KABUL, Afghanistan (AP) — Afghanistan's attorney general has barred a New York Times correspondent from leaving the country because of a story in which he reported that a group of officials were considering seizing power because of the impasse over who won the recent presidential election, a spokesman said Tuesday.
Basir Azizi, a spokesman for the attorney general, said Matthew Rosenberg's Aug. 18 story was "against the law and national interests of Afghanistan." Azizi said Rosenberg was asked to come to the attorney general's office on Wednesday with his lawyer.

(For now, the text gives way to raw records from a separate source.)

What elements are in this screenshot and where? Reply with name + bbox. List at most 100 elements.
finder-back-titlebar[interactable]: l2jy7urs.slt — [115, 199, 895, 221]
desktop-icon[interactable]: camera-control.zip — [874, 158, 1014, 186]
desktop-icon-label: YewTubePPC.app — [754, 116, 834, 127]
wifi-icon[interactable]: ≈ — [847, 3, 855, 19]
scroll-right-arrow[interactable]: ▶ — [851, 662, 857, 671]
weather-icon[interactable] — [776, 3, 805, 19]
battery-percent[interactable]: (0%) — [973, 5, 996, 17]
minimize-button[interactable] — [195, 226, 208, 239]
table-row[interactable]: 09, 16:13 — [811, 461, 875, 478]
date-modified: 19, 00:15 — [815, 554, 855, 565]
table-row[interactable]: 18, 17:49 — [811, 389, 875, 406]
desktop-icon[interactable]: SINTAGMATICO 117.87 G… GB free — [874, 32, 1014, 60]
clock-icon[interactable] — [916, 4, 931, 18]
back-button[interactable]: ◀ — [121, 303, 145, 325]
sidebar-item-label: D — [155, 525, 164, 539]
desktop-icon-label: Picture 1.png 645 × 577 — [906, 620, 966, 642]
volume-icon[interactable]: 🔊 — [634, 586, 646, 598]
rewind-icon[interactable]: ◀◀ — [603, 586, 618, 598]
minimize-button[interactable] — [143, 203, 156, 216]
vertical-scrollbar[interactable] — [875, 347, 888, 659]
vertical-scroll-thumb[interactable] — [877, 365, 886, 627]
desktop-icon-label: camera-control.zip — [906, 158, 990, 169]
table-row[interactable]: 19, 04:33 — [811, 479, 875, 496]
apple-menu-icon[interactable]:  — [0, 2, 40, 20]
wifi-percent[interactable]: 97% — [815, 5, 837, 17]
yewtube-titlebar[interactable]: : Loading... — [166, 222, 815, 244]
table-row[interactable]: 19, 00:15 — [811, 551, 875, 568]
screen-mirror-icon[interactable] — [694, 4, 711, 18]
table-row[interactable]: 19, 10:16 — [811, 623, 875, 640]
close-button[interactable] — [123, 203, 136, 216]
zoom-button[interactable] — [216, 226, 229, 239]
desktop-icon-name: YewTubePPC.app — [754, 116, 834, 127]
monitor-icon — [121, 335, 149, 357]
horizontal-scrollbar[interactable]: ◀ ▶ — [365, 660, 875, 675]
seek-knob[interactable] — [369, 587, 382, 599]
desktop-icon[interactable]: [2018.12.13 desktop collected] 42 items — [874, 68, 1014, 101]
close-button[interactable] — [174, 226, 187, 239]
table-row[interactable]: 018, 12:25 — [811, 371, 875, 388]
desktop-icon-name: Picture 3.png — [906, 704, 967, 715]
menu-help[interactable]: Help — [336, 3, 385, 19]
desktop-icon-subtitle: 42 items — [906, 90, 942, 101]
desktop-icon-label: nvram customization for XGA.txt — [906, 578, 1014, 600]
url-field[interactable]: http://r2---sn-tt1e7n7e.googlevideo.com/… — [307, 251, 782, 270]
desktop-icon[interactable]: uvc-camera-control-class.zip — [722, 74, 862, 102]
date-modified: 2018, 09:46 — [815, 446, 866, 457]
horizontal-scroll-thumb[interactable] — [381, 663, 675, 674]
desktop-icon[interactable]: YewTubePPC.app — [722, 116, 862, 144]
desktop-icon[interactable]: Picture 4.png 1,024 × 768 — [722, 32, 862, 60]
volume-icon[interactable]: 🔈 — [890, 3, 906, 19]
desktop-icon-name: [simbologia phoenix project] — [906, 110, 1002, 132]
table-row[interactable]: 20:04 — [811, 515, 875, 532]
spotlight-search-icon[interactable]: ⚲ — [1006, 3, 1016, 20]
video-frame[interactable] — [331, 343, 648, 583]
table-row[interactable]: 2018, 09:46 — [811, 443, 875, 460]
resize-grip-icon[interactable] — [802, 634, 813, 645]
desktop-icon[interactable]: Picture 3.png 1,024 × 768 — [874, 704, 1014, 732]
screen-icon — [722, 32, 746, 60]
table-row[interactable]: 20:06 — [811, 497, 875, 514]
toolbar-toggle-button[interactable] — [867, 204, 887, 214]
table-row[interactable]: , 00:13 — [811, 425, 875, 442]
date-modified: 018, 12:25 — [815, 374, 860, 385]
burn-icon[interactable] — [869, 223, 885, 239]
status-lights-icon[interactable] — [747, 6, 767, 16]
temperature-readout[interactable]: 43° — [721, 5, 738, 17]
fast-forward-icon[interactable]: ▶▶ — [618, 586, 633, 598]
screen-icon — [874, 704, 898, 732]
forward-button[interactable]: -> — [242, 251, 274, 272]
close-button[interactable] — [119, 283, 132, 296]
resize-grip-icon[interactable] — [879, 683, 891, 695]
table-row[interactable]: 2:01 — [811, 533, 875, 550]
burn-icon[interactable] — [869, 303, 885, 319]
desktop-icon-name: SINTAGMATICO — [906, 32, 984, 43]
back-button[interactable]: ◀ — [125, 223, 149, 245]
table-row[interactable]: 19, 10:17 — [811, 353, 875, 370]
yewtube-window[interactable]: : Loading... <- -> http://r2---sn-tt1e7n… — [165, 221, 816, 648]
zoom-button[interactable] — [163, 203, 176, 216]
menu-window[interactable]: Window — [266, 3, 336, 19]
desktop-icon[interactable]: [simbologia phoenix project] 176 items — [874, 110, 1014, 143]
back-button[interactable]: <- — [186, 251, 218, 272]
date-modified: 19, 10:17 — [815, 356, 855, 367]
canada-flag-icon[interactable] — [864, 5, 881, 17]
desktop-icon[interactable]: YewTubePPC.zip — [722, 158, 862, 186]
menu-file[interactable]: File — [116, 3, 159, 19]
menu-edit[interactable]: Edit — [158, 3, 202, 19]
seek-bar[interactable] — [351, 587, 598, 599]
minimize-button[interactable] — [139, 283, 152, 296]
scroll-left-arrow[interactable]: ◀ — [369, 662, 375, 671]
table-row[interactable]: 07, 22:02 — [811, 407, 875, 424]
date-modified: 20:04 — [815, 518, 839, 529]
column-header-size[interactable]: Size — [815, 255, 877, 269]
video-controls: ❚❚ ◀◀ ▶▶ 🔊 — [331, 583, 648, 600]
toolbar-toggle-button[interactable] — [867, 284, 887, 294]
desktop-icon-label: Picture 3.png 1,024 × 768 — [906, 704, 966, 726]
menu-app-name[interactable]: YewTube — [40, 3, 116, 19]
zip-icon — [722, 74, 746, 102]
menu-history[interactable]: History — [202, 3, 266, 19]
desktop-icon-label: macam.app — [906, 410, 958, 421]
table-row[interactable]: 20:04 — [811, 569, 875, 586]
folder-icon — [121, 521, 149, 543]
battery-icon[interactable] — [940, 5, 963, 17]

The head of the Kabul International Airport confirmed the attorney general sent a letter saying Rosenberg couldn't leave the country. "We are implementing that order," Agh Nawaz Ahaqyar said.
Afghanistan held presidential elections on April 6 to elect a successor to Hamid Karzai. A runoff followed on June 14 between former Foreign Minister Abdullah Abdullah and former Finance Minister Ashraf Ghani Ahmadzai. Abdullah had received the most votes in the first round but failed to clear the 50 percent barrier needed to win outright. Preliminary results indicated that Ahmadzai was ahead in the runoff but both men claimed fraud. The results are now being audited.
The crisis has tested Afghanistan's fragile democracy and threatened to incite violence at a time when the country is struggling with a rising insurgency and a troubled economy.